Adnan Obissi Final Project

Solar Tracking Device


With the current energy crisis, any idea that can make renewable energy more efficient is welcomed. Solar energy has become increasingly more viable with solar panels becoming more cheap to produce. But even with these advances, the most powerful panels still cost quite a bit of money. For this reason, most panels rotate to follow the sun and ensure the most energy absorption. While several DIY projects for this idea exist, many are jittery or require to much voltage to power. My goal was to create an effective light tracking device on which I could viably mount some small solar panels.


This project is fairly simple. All I need to sense sunlight are a few simple photocells. These are mounted on a platform. Using the Arduino Uno to interpret the voltages at the nodes between these cells, I can effectively see which part of the platform has the most light. After determining where the most light is, the Arduino will tell a pair of servos which direction to turn. This allows the platform to follow light and avoid shadows.

Parts and Prices:

-Arduino Uno : $35

-2 HS - 311 Standard Servos : $8 each

-2 packets of photocells : $3 each

-Wire : $5

-Circuit Board : $2

Materials for Aparatus:

-Wood : $10

-PVC : $1

-Epoxy and electrical tape : $4

-Hinge : $1

Total Price : $70 


I found that the logic required to follow light was fairly simple. I had two sets of photo cells which were set in series, one set on each side of the platform. These were each attached to yet two more resistors set in the middle of the platform.

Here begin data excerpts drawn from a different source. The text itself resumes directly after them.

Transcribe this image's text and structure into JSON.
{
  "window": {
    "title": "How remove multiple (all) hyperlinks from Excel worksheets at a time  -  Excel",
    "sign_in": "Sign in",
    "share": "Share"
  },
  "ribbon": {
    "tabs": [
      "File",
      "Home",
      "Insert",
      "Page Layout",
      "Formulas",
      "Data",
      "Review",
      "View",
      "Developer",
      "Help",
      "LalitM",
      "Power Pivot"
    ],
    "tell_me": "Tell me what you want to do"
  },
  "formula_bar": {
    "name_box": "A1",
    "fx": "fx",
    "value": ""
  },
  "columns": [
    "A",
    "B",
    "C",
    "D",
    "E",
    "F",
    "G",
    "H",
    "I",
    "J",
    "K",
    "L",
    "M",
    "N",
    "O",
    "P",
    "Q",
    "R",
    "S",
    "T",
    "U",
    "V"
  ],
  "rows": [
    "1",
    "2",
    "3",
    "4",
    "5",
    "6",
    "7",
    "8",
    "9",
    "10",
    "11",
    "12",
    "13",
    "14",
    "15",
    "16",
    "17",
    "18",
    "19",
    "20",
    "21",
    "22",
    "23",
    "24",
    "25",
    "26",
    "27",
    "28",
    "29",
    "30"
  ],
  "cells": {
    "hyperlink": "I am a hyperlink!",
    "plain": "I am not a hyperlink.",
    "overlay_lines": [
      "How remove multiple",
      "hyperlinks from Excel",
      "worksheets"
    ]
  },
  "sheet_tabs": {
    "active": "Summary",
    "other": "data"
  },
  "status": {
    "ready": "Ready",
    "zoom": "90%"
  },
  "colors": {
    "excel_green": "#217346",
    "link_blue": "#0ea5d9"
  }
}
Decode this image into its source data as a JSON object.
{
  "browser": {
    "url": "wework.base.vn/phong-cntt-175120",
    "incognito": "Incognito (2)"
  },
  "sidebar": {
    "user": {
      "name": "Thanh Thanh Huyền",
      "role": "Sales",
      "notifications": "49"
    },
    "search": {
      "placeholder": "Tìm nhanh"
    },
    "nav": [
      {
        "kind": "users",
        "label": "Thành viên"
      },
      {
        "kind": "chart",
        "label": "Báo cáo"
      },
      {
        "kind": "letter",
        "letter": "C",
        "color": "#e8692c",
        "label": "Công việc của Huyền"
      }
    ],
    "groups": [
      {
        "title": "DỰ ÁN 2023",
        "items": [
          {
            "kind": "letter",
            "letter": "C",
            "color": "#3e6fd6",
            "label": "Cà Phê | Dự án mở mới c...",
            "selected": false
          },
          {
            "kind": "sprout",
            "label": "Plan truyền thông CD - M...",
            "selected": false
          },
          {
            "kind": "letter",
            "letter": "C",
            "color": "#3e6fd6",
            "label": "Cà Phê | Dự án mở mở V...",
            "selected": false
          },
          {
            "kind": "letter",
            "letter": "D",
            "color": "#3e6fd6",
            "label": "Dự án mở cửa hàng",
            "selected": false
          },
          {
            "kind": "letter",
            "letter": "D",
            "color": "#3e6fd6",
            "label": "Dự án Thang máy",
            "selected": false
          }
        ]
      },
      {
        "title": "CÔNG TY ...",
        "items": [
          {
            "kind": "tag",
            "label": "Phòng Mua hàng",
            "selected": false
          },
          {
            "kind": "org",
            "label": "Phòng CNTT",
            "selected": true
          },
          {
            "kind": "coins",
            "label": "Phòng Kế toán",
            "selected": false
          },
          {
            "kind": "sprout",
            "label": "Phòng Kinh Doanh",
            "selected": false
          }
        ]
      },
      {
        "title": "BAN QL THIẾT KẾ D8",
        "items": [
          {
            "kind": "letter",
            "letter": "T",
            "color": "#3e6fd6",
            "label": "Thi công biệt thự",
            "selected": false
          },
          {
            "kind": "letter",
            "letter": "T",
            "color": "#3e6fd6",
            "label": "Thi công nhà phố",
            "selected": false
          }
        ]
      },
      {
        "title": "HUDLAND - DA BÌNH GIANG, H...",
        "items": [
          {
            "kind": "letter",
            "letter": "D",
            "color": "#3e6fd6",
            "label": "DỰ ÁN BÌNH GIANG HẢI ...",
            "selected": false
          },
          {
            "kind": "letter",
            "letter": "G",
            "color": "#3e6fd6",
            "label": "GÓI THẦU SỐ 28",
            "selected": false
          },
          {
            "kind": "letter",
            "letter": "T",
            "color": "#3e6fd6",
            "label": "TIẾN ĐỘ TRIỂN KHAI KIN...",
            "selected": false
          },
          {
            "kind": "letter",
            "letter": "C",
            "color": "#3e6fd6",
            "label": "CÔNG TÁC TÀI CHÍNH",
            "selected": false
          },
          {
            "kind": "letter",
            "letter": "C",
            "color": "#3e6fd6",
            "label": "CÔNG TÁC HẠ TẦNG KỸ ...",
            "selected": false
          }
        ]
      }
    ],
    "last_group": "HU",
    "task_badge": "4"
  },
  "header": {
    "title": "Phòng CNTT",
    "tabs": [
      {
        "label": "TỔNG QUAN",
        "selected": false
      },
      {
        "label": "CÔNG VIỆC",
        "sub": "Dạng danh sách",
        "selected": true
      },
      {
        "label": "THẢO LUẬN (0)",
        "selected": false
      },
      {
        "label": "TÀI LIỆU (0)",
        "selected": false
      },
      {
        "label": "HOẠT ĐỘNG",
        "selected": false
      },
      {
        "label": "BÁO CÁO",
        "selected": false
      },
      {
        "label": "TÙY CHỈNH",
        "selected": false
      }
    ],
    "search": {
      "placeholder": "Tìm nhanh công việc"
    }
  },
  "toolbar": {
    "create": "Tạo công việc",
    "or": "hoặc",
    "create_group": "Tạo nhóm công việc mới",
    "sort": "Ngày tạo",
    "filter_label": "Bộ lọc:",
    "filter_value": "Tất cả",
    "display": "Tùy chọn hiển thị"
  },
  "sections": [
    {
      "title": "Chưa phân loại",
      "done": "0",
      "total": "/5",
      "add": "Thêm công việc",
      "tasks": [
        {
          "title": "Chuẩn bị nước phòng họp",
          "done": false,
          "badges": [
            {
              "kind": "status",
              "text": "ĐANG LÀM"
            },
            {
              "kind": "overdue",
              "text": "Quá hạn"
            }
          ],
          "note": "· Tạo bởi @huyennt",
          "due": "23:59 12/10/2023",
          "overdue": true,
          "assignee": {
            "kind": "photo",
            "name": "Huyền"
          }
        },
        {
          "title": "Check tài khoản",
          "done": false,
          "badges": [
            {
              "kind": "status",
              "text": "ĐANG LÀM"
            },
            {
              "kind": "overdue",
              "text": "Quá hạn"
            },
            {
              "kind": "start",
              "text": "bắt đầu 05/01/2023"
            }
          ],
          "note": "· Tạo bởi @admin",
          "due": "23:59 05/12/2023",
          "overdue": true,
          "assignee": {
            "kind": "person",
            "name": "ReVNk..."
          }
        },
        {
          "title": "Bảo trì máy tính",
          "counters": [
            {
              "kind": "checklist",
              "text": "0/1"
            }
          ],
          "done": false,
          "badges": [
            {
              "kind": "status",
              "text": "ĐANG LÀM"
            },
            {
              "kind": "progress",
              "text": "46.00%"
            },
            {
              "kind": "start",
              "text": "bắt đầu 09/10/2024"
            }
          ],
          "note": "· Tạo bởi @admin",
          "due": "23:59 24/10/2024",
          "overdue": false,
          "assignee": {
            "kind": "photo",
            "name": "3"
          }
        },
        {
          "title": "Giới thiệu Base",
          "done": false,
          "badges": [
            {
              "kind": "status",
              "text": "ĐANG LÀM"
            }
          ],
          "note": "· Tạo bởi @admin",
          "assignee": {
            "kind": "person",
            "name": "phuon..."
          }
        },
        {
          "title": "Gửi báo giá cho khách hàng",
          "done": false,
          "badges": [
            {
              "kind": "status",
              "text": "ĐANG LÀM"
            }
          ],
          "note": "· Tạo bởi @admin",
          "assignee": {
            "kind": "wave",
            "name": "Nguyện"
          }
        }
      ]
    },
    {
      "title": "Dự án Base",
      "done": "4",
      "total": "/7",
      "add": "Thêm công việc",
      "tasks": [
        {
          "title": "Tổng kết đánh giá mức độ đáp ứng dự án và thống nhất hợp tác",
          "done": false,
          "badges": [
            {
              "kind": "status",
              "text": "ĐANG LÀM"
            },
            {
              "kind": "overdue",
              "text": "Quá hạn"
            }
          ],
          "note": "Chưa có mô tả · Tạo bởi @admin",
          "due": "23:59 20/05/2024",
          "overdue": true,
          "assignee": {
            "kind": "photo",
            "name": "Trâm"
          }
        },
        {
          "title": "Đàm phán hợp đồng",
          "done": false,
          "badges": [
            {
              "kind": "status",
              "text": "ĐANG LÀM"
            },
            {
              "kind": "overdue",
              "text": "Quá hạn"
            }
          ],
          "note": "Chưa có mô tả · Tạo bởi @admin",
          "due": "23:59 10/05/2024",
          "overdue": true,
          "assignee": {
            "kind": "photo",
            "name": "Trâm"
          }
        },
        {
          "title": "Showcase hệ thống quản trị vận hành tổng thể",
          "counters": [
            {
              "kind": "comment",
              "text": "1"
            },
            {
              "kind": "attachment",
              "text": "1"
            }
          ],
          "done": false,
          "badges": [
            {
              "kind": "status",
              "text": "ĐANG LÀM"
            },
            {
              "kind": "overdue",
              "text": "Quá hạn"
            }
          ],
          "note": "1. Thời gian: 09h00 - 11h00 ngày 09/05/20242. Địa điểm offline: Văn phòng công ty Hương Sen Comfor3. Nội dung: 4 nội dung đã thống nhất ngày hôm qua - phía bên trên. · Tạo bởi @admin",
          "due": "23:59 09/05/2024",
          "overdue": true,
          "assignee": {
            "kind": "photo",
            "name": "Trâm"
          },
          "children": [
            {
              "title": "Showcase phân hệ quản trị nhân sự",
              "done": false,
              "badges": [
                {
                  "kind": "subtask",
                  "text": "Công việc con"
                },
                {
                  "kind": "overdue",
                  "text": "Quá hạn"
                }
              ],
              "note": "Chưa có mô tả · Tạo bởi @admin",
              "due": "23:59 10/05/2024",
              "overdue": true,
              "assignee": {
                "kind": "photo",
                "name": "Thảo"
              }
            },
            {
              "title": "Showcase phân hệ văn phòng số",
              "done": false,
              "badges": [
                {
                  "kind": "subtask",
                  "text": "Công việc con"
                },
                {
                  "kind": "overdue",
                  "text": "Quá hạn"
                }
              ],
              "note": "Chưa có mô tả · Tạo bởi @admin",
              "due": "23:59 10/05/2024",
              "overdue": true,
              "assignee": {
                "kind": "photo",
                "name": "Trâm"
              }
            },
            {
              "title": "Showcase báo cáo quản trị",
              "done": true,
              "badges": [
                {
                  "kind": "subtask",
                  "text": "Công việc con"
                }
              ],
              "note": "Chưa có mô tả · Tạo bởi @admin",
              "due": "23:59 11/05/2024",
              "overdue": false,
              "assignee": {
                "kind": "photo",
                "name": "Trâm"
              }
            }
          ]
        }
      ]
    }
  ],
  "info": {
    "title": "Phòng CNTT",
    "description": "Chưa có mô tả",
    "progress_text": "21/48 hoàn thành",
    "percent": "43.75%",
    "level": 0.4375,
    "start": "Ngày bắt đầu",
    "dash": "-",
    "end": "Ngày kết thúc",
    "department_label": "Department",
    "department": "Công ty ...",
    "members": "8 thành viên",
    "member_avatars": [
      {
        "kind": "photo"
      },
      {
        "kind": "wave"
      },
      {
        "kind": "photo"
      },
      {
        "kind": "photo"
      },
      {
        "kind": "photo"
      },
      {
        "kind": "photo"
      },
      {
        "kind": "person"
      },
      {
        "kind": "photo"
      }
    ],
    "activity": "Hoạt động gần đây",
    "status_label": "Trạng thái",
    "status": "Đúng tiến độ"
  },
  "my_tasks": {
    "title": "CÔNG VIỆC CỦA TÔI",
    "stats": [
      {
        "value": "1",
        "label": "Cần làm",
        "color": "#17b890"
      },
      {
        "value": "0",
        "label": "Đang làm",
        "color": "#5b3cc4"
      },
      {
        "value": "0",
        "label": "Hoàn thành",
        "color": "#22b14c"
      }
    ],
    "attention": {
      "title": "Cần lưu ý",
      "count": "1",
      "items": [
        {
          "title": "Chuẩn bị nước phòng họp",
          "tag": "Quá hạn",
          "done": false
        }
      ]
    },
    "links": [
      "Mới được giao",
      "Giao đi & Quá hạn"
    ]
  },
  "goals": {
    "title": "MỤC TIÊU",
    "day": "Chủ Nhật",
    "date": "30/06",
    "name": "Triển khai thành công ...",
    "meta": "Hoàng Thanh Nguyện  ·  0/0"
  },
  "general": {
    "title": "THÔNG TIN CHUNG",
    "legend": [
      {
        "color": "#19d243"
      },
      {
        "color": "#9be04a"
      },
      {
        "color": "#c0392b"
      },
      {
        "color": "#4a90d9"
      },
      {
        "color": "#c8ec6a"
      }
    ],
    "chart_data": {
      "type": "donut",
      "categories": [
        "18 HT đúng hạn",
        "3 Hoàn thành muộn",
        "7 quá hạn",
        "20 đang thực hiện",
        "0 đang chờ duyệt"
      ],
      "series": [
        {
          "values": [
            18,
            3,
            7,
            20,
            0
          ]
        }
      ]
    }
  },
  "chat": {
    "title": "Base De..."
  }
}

The Resistors on Their Platform

By using the Arduino to read the voltages from each node in the two simple circuits, I was able to tell how much light there was on each part of the platform and could move the servos accordingly. So that part of the project was relatively simple. The difficult part was constructing an apparatus that would allow me to rotate the platform effectively. I ended up using a PVC pipe as the vertical axis and used the platform as my horizontal axis. Moving these with the servos was the difficult part, because one of the servos would have to be able to move with the other servo's motion. This would prove to be difficult. I ended up using a swivel for the Arduino attached to the platform and made the servo itself the base (see pictures), making it so that the servo would be moving rather than its gear on the end meant that I needed to make the gear stay still somehow. I thought that I had the answer in my epoxy, which is supposed to be able to hold just about anything, but it turned out I was wrong. Getting the epoxy to set correctly proved to be difficult, and made my final product move in only one direction.

Pictures and Video

Block Diagram




If I were to redo this project, I would definitely spend more time on the apparatus and less time fooling around with the logic. Soldering, nailing, taping and glueing everything together should have come first. That being said, the project did a very good job of sensing how much light there was across the platform. This project was successful in that the motion of the servos was fluid and responded quickly to changes in lighting. It was also fairly efficient, since it only needed the 5V from the Arduino. Many cheap solar cells will give off around 1.6-2.0 V and I designed the platform to hold 4 of these. If I had mounted them, I could have powered the device and still had some power left over. However, this setup would only become cost effective (the mass production cost would probably be around $40-45) if there was much more power involved. Since I only used 4 input pins and 2 output pins on the Arduino, I think it is safe to say that I could have used a less powerful microprocessor to equal effectiveness.